Est-ce à la société politique – et au simple processus institutionnel – de convaincre Wade de se retirer ou au peuple sénégalais de trancher la question ? Selon Me Tine, « notre mouvement vient de la société civile : nous ne pouvons rester silencieux face aux modifications unilatérales des règles du jeu qui rompent l’égalité entre citoyens. Par exemple, la caution des candidats à la présidentielle a été portée à 100.000 euros, soit 10 fois plus qu’en 2001. Le Conseil constitutionnel sera saisi le moment venu pour invalider la troisième candidature de Wade mais, on l’a vu en Côte d’Ivoire, les membres de l’institution étant nommés par le président, mieux vaut que la société civile tranche la question. Dans une démocratie, il n’y a pas de droit acquis à être président. »
Des risques réels de violence
La situation peut-elle dégénérer ? Il y a ceux, les aînés plutôt, qui invoquent la sagesse du peuple sénégalais. Abdoulaye Seye, architecte de son état, représentant d’un des deux leaders de l’opposition, Moustapha Niasse, croit que le président Wade finira par reculer : « le Sénégal est un pays de paix qui, dans son histoire, a beaucoup fait pour la démocratie. Il ne peut être disloqué contre l’avis du peuple. Avant février, la raison l’emportera dans le camp majoritaire. »

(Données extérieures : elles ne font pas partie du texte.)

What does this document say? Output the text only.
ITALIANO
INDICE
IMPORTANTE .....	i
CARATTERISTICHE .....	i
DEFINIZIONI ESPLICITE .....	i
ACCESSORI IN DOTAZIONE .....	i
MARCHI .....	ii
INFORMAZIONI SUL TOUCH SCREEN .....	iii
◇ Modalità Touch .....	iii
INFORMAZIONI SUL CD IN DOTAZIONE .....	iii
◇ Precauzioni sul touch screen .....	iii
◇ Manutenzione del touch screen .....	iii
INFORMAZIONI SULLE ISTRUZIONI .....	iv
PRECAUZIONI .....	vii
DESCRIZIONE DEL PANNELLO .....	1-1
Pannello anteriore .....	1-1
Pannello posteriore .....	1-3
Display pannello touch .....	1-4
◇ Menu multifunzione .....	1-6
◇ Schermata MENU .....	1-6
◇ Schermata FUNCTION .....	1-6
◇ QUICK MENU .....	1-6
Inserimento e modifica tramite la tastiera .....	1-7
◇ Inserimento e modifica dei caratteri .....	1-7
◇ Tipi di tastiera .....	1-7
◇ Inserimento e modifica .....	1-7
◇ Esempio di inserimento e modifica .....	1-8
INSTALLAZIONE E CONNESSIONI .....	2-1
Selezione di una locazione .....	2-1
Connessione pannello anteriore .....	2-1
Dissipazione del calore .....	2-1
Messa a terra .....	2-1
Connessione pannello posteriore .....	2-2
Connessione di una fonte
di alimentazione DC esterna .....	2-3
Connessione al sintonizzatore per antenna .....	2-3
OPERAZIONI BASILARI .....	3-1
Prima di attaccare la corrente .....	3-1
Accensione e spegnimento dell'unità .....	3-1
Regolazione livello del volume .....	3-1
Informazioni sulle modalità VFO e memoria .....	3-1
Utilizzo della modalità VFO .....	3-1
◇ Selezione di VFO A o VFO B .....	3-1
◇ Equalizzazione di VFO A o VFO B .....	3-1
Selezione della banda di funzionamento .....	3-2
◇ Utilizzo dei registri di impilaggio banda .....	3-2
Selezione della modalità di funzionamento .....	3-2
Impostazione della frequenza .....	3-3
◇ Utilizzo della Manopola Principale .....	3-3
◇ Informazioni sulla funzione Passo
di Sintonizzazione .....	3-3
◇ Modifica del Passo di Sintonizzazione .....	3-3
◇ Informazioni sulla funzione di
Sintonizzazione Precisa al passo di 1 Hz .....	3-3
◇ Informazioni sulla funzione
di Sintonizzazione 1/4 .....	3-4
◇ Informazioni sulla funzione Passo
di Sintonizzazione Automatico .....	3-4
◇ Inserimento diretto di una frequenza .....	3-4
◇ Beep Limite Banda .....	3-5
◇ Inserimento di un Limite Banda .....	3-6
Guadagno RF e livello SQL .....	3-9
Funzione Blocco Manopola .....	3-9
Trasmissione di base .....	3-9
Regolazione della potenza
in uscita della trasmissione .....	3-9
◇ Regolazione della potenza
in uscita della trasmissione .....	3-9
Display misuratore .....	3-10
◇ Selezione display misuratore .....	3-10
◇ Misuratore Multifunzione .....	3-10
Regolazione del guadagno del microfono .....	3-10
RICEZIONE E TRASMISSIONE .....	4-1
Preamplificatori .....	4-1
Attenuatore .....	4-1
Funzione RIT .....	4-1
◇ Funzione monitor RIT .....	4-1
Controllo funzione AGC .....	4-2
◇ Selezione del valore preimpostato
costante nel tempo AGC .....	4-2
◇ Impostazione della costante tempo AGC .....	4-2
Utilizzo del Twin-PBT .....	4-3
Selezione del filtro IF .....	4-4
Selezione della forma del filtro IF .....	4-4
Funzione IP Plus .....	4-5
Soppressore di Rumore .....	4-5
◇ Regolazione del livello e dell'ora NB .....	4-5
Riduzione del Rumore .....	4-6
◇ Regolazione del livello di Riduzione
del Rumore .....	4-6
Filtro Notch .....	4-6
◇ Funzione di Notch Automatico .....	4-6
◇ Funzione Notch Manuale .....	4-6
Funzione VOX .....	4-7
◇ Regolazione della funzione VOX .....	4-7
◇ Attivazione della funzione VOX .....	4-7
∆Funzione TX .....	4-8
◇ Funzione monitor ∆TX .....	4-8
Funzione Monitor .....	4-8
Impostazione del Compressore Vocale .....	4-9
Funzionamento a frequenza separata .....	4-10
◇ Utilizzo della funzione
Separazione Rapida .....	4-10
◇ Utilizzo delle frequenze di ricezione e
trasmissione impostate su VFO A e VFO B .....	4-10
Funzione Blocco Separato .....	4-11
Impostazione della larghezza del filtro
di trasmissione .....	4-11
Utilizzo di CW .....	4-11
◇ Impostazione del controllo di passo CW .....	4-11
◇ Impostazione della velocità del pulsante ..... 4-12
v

Les plus jeunes sont plus sceptiques et n’hésitent pas à brandir la menace de violences pour faire reculer le président Wade. Le candidat Moussa Diop a été très clair : « s’il maintient sa candidature, nous empêcherons que ce pays soit gouverné et, donc, ce pays sera ingouvernable. »
Octobre risque d’être un mois décisif sur le chemin de l’élection présidentielle.